With “No Child Left Behind”, standardized tests became explicitly linked to funding, which in fact widened the gap of access to education and resources, funneling more money to neighborhoods that already had access to more privileges than their poorer counterparts, and depriving poorer struggling schools from the resources they badly needed, ultimately having them shut down for poor performance, which the government caused by withholding necessary funding to improve, which in turn caused these students to disperse to the next closest school, placing the financial burden of needed resources on the next one, enacting a vicious cycle that now has our teachers under-supported, underpaid, under appreciated, and ready to quit their profession.

Aside from the insanity of withholding funds from obviously struggling schools, to really understand this, you have to understand why standardized tests are grossly insufficient in measuring a child’s aptitude and how in doing so actually has hampered their educational development and overall proficiency of knowledge. First of all, it doesn’t allow for different learning styles.
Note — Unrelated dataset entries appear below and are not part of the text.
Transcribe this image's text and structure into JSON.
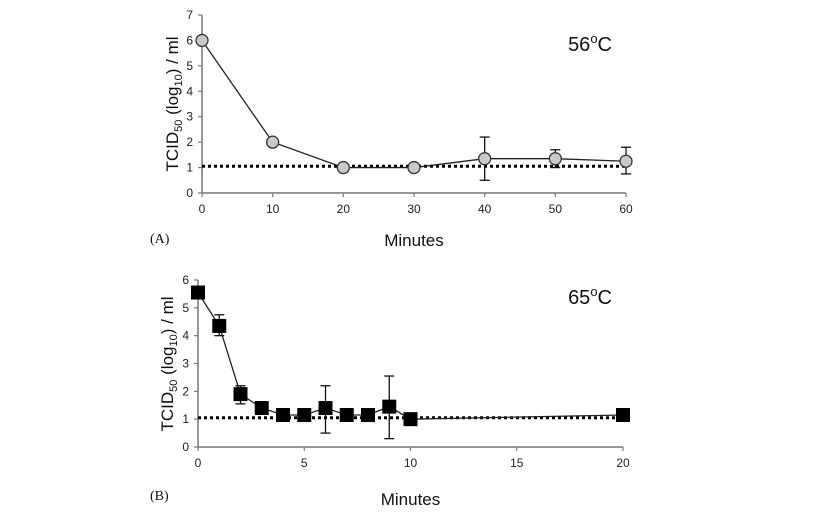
{
  "chart_data": [
    {
      "type": "line",
      "panel_label": "(A)",
      "annotation": "56",
      "annotation_sup": "o",
      "annotation_unit": "C",
      "xlabel": "Minutes",
      "ylabel_main": "TCID",
      "ylabel_sub1": "50",
      "ylabel_mid": " (log",
      "ylabel_sub2": "10",
      "ylabel_end": ") / ml",
      "xlim": [
        0,
        60
      ],
      "ylim": [
        0,
        7
      ],
      "xticks": [
        0,
        10,
        20,
        30,
        40,
        50,
        60
      ],
      "yticks": [
        0,
        1,
        2,
        3,
        4,
        5,
        6,
        7
      ],
      "marker": "circle",
      "marker_color": "#c8c8c8",
      "detection_limit": 1.05,
      "grid": false,
      "x": [
        0,
        10,
        20,
        30,
        40,
        50,
        60
      ],
      "y": [
        6.0,
        2.0,
        1.0,
        1.0,
        1.35,
        1.35,
        1.25
      ],
      "err_low": [
        null,
        null,
        null,
        null,
        0.5,
        1.0,
        0.75
      ],
      "err_high": [
        null,
        null,
        null,
        null,
        2.2,
        1.7,
        1.8
      ]
    },
    {
      "type": "line",
      "panel_label": "(B)",
      "annotation": "65",
      "annotation_sup": "o",
      "annotation_unit": "C",
      "xlabel": "Minutes",
      "ylabel_main": "TCID",
      "ylabel_sub1": "50",
      "ylabel_mid": " (log",
      "ylabel_sub2": "10",
      "ylabel_end": ") / ml",
      "xlim": [
        0,
        20
      ],
      "ylim": [
        0,
        6
      ],
      "xticks": [
        0,
        5,
        10,
        15,
        20
      ],
      "yticks": [
        0,
        1,
        2,
        3,
        4,
        5,
        6
      ],
      "marker": "square",
      "marker_color": "#000000",
      "detection_limit": 1.05,
      "grid": false,
      "x": [
        0,
        1,
        2,
        3,
        4,
        5,
        6,
        7,
        8,
        9,
        10,
        20
      ],
      "y": [
        5.55,
        4.35,
        1.9,
        1.4,
        1.15,
        1.15,
        1.4,
        1.15,
        1.15,
        1.45,
        1.0,
        1.15
      ],
      "err_low": [
        null,
        4.0,
        1.55,
        null,
        null,
        null,
        0.5,
        null,
        null,
        0.3,
        null,
        null
      ],
      "err_high": [
        null,
        4.75,
        2.2,
        null,
        null,
        null,
        2.2,
        null,
        null,
        2.55,
        null,
        null
      ]
    }
  ]
}
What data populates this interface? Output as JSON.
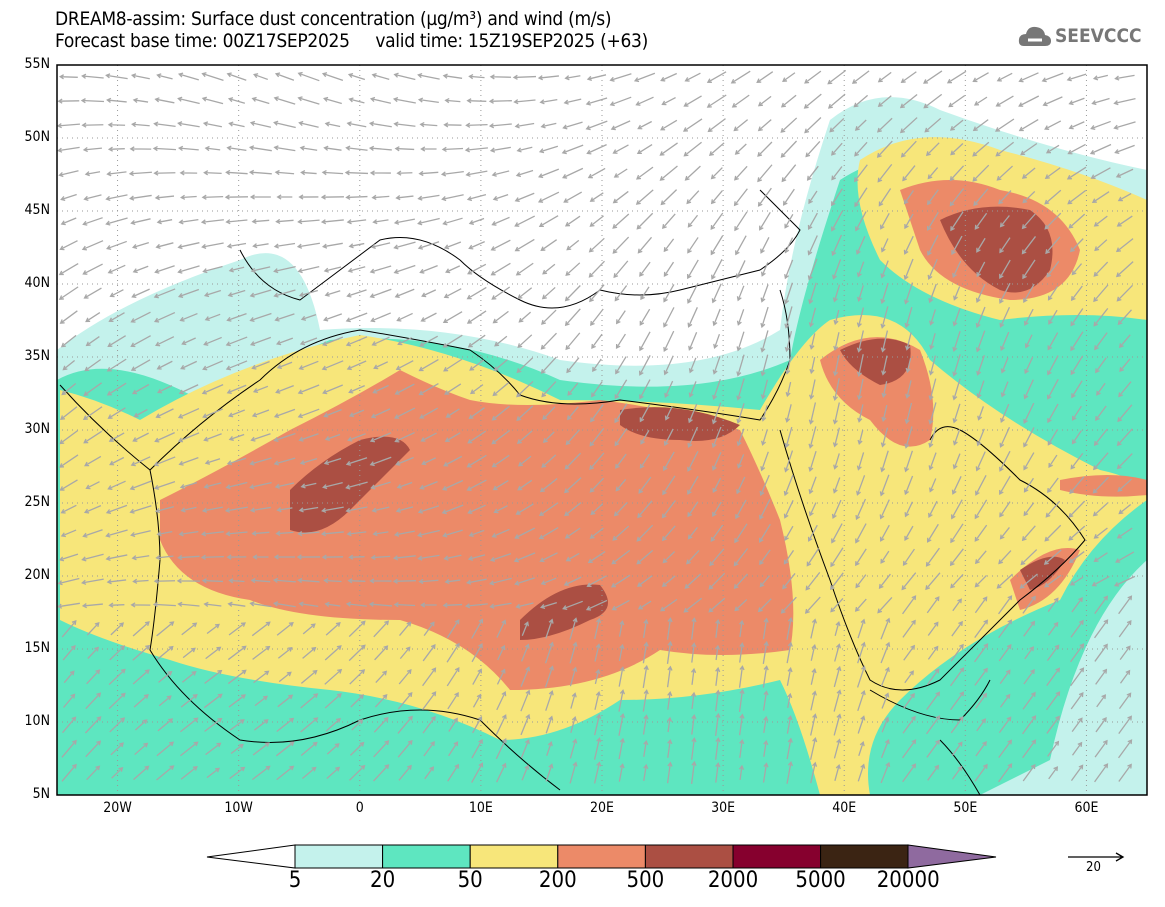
{
  "header": {
    "title_line1": "DREAM8-assim: Surface dust concentration (µg/m³) and wind (m/s)",
    "title_line2": "Forecast base time: 00Z17SEP2025     valid time: 15Z19SEP2025 (+63)",
    "logo_text": "SEEVCCC"
  },
  "axes": {
    "lat_labels": [
      "55N",
      "50N",
      "45N",
      "40N",
      "35N",
      "30N",
      "25N",
      "20N",
      "15N",
      "10N",
      "5N"
    ],
    "lat_values": [
      55,
      50,
      45,
      40,
      35,
      30,
      25,
      20,
      15,
      10,
      5
    ],
    "lon_labels": [
      "20W",
      "10W",
      "0",
      "10E",
      "20E",
      "30E",
      "40E",
      "50E",
      "60E"
    ],
    "lon_values": [
      -20,
      -10,
      0,
      10,
      20,
      30,
      40,
      50,
      60
    ],
    "lon_range": [
      -25,
      65
    ],
    "lat_range": [
      5,
      55
    ]
  },
  "colorbar": {
    "labels": [
      "5",
      "20",
      "50",
      "200",
      "500",
      "2000",
      "5000",
      "20000"
    ],
    "colors": [
      "#c4f2ec",
      "#5ee6c0",
      "#f7e67a",
      "#ec8a68",
      "#ab4f43",
      "#86002e",
      "#3b2413",
      "#8f6a9f"
    ]
  },
  "reference_vector": {
    "label": "20"
  }
}
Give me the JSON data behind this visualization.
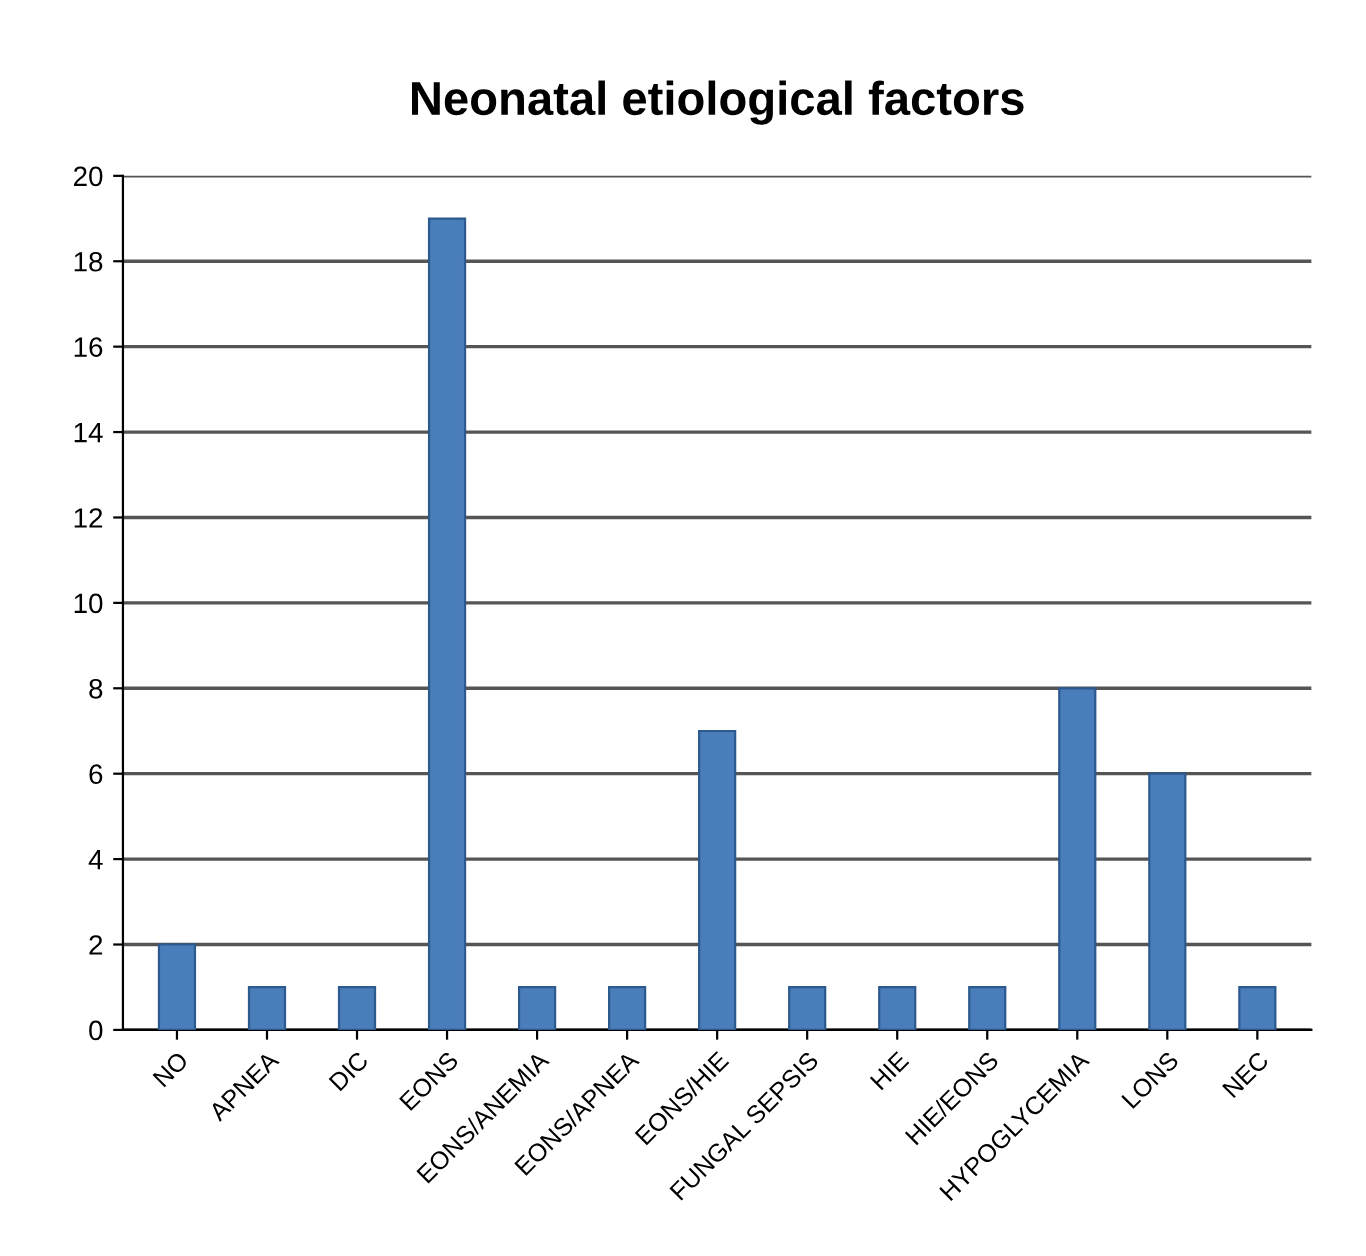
{
  "chart_data": {
    "type": "bar",
    "title": "Neonatal etiological factors",
    "categories": [
      "NO",
      "APNEA",
      "DIC",
      "EONS",
      "EONS/ANEMIA",
      "EONS/APNEA",
      "EONS/HIE",
      "FUNGAL SEPSIS",
      "HIE",
      "HIE/EONS",
      "HYPOGLYCEMIA",
      "LONS",
      "NEC"
    ],
    "values": [
      2,
      1,
      1,
      19,
      1,
      1,
      7,
      1,
      1,
      1,
      8,
      6,
      1
    ],
    "color": "#4a7ebb",
    "ylim": [
      0,
      20
    ],
    "yticks": [
      0,
      2,
      4,
      6,
      8,
      10,
      12,
      14,
      16,
      18,
      20
    ],
    "grid": "y"
  }
}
In fact, less than 30% of students learn and retrieve information that way, which means the majority of students are receiving scores that do not reflect their actual knowledge or aptitude. So in order for teachers to increase these scores, they have to teach the information explicitly. The goal of education then becomes testing, not learning, leaving students educationally malnourished with a bulimic sort of education where they cram information in and puke it out on the test, retaining very little worthwhile knowledge. Instead of raising the collective knowledge and understanding, the bar for proficiency continues to be lowered to ensure “No Child [is] Left Behind”, graduating students who have lower levels of literacy and proficiency than at any other time in our history. As a result, college professors all over the country are having to “dumb down” their intro level courses to retain students, proving again that administration is placing profit over purpose. The importance placed on the standardized test has systematically dismantled any worthwhile form of education in the public school setting, leaving us with generations of less than educated citizens.

Policy does not ensure progress. People can not be made to think differently through laws or rules, we have seen this throughout human history. The only way to lasting change is through changing the heart and mind of every citizen. If only that were the focus of education, forming whole people, not products on the factory line of education.